Abstract

Copper wire bonding, with its advantages of higher electrical conductivity and better mechanical strength, has replaced gold wire bonding as a proven cost-effective electrical interconnection solution for IC packaging for the past 15 years. Early development of Cu wire bonding required overcoming of several technical challenges including bond pad damage caused by copper’s hardness and brittleness relative to gold. A more chemistry related challenge of using Cu as bonding wire is its well-known reactivity with oxygen. Inert atmospheric envelope of forming gas surrounding bonding capillary was developed to prevent oxidation of Cu wire during electronic flame off to enable a strong bonding. Another more elusive materials-chemistry related reliability challenge, with a typical low ppm occurrence, has been the chloride-induced corrosion defects between the Cu wire and Al bond pad. The opportunistic low-level chloride contaminations can originate from various points of packaging manufacturing process flow and often render it un-trackable. In this talk, we present recent efforts to systematically control interfacial materials chemistry across Cu bonding wire, Cu/Al bimetallic contacts and CuxAly intermetallic compounds with the aim to eliminate corrosion defects and improve the overall bonding reliability. The current prevailing manufacturing solution is to utilize Pd-coated Cu bonding wire that can only partially mitigate the CuxAly intermetallic corrosion vulnerability. We utilized a real-time corrosion screening metrology to explore the underlying interfacial materials chemistry drives vigorous corrosion between Cu wire and Al bond pad when exposed to trace level of chloride contaminant.

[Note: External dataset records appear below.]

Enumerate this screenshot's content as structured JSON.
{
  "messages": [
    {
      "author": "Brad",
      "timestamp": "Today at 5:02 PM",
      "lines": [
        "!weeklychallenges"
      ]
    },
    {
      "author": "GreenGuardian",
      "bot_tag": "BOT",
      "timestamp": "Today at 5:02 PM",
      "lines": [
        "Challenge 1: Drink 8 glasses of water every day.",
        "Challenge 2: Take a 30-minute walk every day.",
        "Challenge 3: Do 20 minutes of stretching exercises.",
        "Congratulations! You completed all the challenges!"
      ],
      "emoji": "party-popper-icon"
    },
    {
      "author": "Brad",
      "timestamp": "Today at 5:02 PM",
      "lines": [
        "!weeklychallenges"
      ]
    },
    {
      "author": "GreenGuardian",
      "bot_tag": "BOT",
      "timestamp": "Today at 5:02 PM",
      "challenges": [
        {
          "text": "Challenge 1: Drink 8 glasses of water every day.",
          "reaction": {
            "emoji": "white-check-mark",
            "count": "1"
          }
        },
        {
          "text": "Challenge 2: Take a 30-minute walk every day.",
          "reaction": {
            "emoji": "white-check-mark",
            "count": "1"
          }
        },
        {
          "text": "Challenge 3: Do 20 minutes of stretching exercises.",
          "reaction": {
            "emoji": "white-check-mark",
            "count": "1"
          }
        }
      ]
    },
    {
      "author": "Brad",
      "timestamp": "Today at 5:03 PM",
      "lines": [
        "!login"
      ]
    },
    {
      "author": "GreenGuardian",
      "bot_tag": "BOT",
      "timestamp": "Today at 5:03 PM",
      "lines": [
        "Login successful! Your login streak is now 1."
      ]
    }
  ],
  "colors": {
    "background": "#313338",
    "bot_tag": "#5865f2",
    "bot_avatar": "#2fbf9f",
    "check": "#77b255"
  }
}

Combining with SEM, sensitive infrared spectroscopy and electrochemical characterization, our data show strategic surface modification on both Cu bonding wire and exposed CuxAly intermetallic can have a significant impact on reducing corrosion defect rates. The obtained mechanistic insights provide several new strategies enabled by a novel Cu-selective passivation coating technology to effectively mitigate Cu wire bonding corrosion defects. Implications on further improving overall Cu wire bonding reliability will be present based on these new approaches that have low-cost and packaging friendly advantages.